For more information about the park and its cultural, social and educational activities for people of all ages, here is a link to the park’s website:
Glen Echo Park
11:00 11:30 Barbara Maloney Intro/Temperaprint/Photoetching/Cyanotype
11:30 12:00 Scott McMahon Gum bichromate
12:00 12:30 Scott Davis Platinum/palladium
12:30 13:00 Sheila Galagan Lith Printing
13:00 13:30 Andrew Currie Tintype
13:30 14:00 break
14:00 14:30 Grace Taylor Vandyke brown
14:30 15:00 George Smyth Bromoil
15:00 15:30 Keith Williams Monobath/IR/UV
15:30 16:00 Richard Pippin Lith Printing
Upcoming shows/classes
I’ve gotten some further confirmation, so I can post more information about this now:
I’ll be showing work at PhotoWorks in Glen Echo, Maryland as part of PhotoWeek DC 2011. I’ll be displaying my platinum/palladium prints and talking about the process as part of a show-and-tell event on Sunday, November 6. I’ll update with links when they have a schedule of events published. I’ll also probably be doing a process demo some evening that week or the following weekend, November 12-13, and a full-fledged workshop in the spring of 2012.

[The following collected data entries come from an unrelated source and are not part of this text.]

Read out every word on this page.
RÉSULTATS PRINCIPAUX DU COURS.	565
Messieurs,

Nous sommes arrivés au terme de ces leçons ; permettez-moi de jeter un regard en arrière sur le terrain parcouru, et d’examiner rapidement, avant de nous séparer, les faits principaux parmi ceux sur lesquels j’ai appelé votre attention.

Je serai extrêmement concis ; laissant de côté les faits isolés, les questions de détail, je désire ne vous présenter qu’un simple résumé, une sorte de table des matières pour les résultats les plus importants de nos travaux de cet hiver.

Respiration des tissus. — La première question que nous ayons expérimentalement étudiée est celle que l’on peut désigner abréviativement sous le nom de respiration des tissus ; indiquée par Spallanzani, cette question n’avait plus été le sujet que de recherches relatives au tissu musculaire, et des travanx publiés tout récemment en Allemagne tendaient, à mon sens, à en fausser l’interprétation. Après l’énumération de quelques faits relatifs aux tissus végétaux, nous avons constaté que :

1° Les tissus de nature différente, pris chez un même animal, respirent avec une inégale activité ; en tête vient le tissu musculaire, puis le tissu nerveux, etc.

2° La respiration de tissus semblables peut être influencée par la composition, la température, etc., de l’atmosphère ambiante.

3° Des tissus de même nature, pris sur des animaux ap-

Still Life in 14×17, number two

One of my 14×17 still life shots. Printed in palladium. Making a palladium print (or any hand-coated emulsion) this large presents unique challenges – trying to coat something this big is a lot harder to get even because it’s such a large surface. You have to work with a much bigger brush, and make sure you keep the emulsion moving around quickly. Don’t be afraid of getting sloppy outside your margins – it’s more important to be evenly coated than it is to be precise and tidy. I printed this on Bergger COT320, a 320 gsm uncoated paper designed specifically for alternative process photo printing. It’s a beautiful, heavy-weight paper with great wet strength and a bright white base – it gives you easily another full stop of contrast range over a more warm white/eggshell paper.
DC Street Nocturne in the key of Panoramic, part 1.
Some of my prints from the shoot on Saturday night. These are all palladium prints. The images were shot with my Canham 5×12. All images were taken around Dupont Circle. You can see from the bus photo that these were obviously long time exposures (the bus was somewhere north of 2 minutes, in multiple snaps of 30+ seconds each). The bus was an experiment that didn’t produce the expected result, but in a bout of serendipity turned out something just as cool as my original concept. I was hoping the bus sitting still as passengers boarded would record as a solid object. Instead, it became something far more abstract in the final image – you can recognize the bus, in pieces. It became an essay on motion, transportation and “transit/ion” by virtue of its self-deconstruction.